ECONOMY

SPD delays Bundestag’s Greek tranche hearing

SPD delays Bundestag’s Greek tranche hearing

Germany’s parliamentary budget committee will discuss paying the next tranche of aid to Greece next week, a senior lawmaker from the Social Democrat Party (SDP) said on Tuesday, prolonging uncertainty over whether the deal needs parliamentary approval.

Three months before an election, some lawmakers from the SPD, the junior partner in Angela Merkel’s coalition, are seeking a full parliamentary debate on the 8.5-billion-euro loan to Greece – which would expose sharp divisions within Merkel’s conservative parliamentary group.
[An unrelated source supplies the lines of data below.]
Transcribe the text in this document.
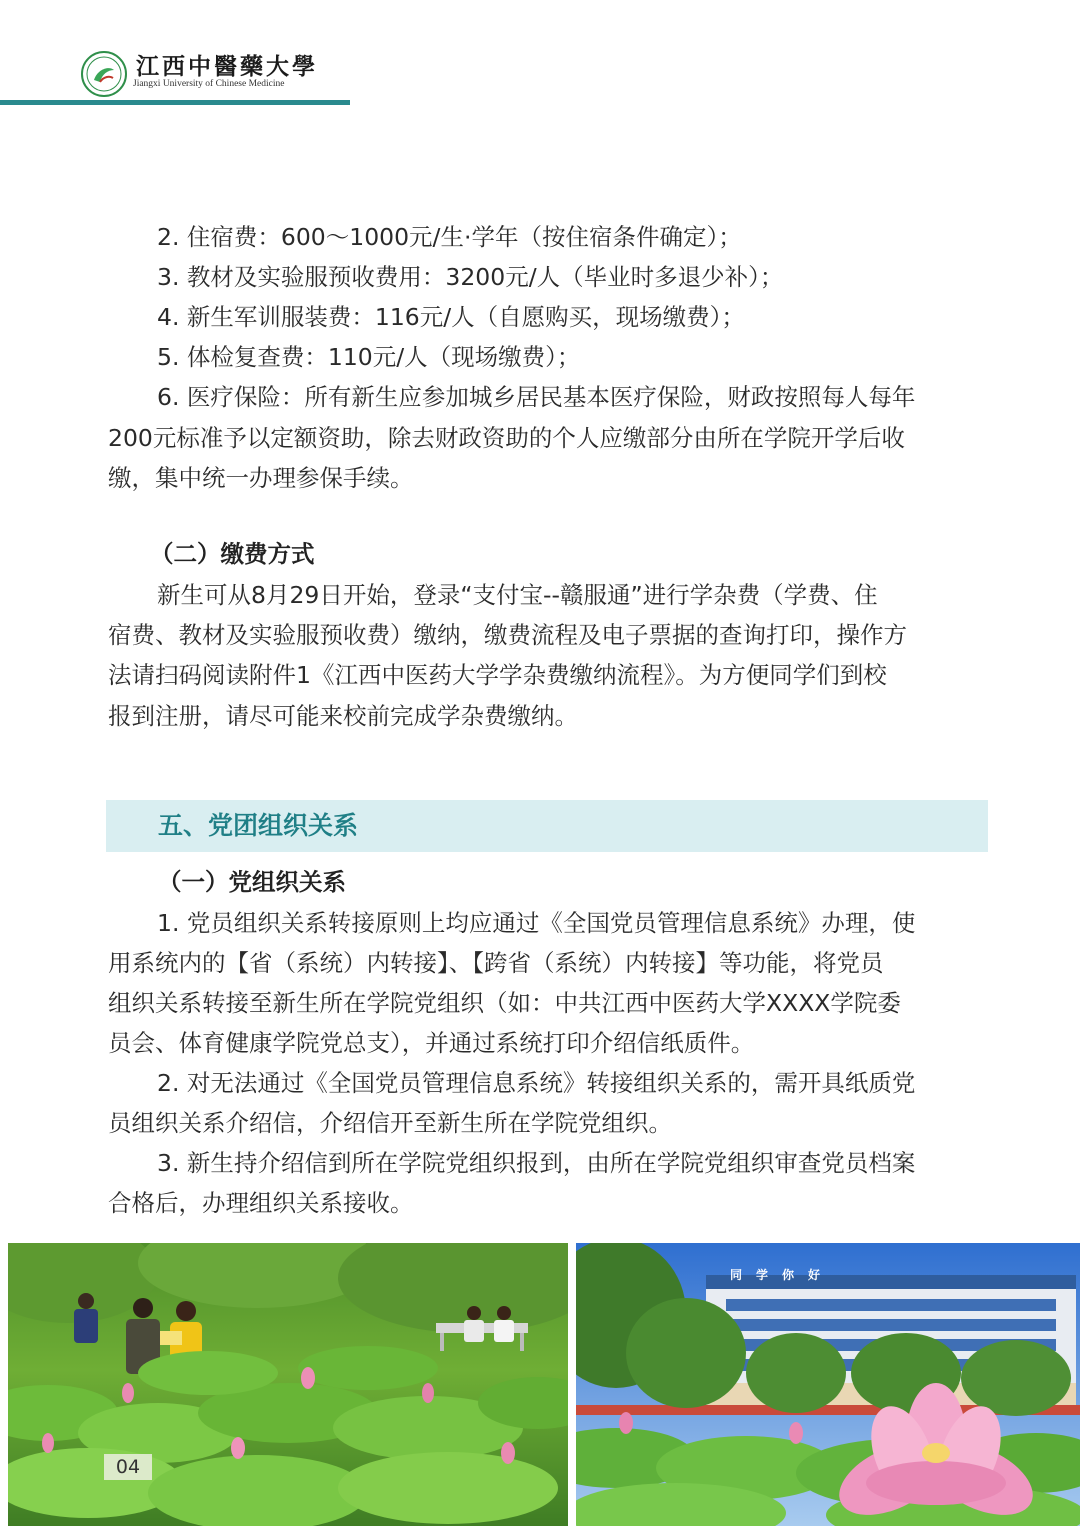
江西中醫藥大學
Jiangxi University of Chinese Medicine
2. 住宿费：600～1000元/生·学年（按住宿条件确定）；
3. 教材及实验服预收费用：3200元/人（毕业时多退少补）；
4. 新生军训服装费：116元/人（自愿购买，现场缴费）；
5. 体检复查费：110元/人（现场缴费）；
6. 医疗保险：所有新生应参加城乡居民基本医疗保险，财政按照每人每年
200元标准予以定额资助，除去财政资助的个人应缴部分由所在学院开学后收
缴，集中统一办理参保手续。
（二）缴费方式
新生可从8月29日开始，登录“支付宝--赣服通”进行学杂费（学费、住
宿费、教材及实验服预收费）缴纳，缴费流程及电子票据的查询打印，操作方
法请扫码阅读附件1《江西中医药大学学杂费缴纳流程》。为方便同学们到校
报到注册，请尽可能来校前完成学杂费缴纳。
五、党团组织关系
（一）党组织关系
1. 党员组织关系转接原则上均应通过《全国党员管理信息系统》办理，使
用系统内的【省（系统）内转接】、【跨省（系统）内转接】等功能，将党员
组织关系转接至新生所在学院党组织（如：中共江西中医药大学XXXX学院委
员会、体育健康学院党总支），并通过系统打印介绍信纸质件。
2. 对无法通过《全国党员管理信息系统》转接组织关系的，需开具纸质党
员组织关系介绍信，介绍信开至新生所在学院党组织。
3. 新生持介绍信到所在学院党组织报到，由所在学院党组织审查党员档案
合格后，办理组织关系接收。
04
同学你好
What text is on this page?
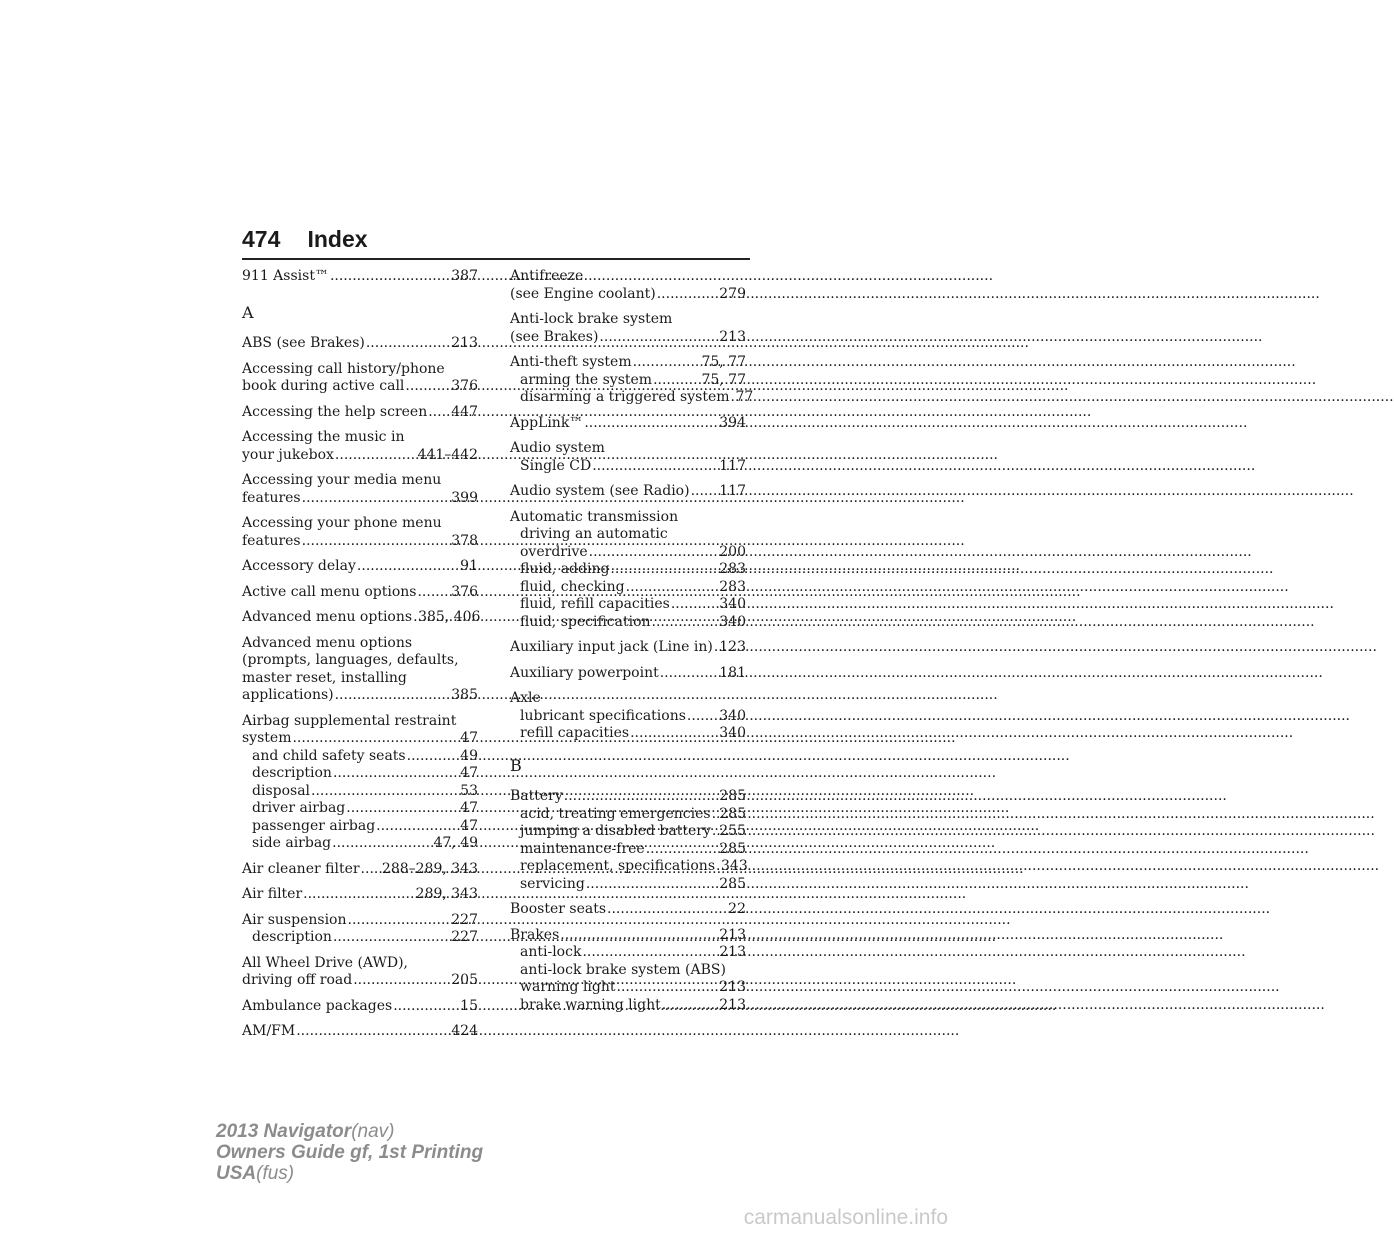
474 Index
911 Assist™ .....	387
A
ABS (see Brakes) .....	213
Accessing call history/phone
book during active call .....	376
Accessing the help screen ..... 447
Accessing the music in
your jukebox .....	441–442
Accessing your media menu
features .....	399
Accessing your phone menu
features .....	378
Accessory delay .....	91
Active call menu options ..... 376
Advanced menu options ..... 385, 406
Advanced menu options
(prompts, languages, defaults,
master reset, installing
applications) .....	385
Airbag supplemental restraint
system .....	47
and child safety seats .....	49
description .....	47
disposal .....	53
driver airbag .....	47
passenger airbag .....	47
side airbag .....	47, 49
Air cleaner filter ..... 288–289, 343
Air filter .....	289, 343
Air suspension .....	227
description .....	227
All Wheel Drive (AWD),
driving off road .....	205
Ambulance packages .....	15
AM/FM .....	424
Antifreeze
(see Engine coolant) .....	279
Anti-lock brake system
(see Brakes) .....	213
Anti-theft system .....	75, 77
arming the system .....	75, 77
disarming a triggered system ..... 77
AppLink™ .....	394
Audio system
Single CD .....	117
Audio system (see Radio) ..... 117
Automatic transmission
driving an automatic
overdrive .....	200
fluid, adding .....	283
fluid, checking .....	283
fluid, refill capacities .....	340
fluid, specification .....	340
Auxiliary input jack (Line in) ..... 123
Auxiliary powerpoint .....	181
Axle
lubricant specifications ..... 340
refill capacities .....	340
B
Battery .....	285
acid, treating emergencies ..... 285
jumping a disabled battery ..... 255
maintenance-free .....	285
replacement, specifications ..... 343
servicing .....	285
Booster seats .....	22
Brakes .....	213
anti-lock .....	213
anti-lock brake system (ABS)
warning light .....	213
brake warning light .....	213
2013 Navigator(nav)
Owners Guide gf, 1st Printing
USA(fus)
carmanualsonline.info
The budget committee, which had been expected to meet on Wednesday, has to decide if the full house has to approve the disbursement of a fresh tranche that was agreed to by eurozone finance ministers last week.

“The budget committee will only address the latest decision of the Eurogroup in its next weekly sitting,” the SPD’s budget policy spokesman Johannes Kahrs said.

“It is clearly uncomfortable for the [conservative] fraction that the IMF is not involved… even though [German Finance Minister Wolfgang] Schaeuble promised it would be.”

The IMF has said it would like to see some of Greece’s debts being written off in return for its participation in the bailout deal, a move that would be unpopular in Germany.

Earlier, Merkel ally Michael Grosse-Broemer had said that no parliamentary vote would be needed, suggesting that the budget committee could nod the new deal through.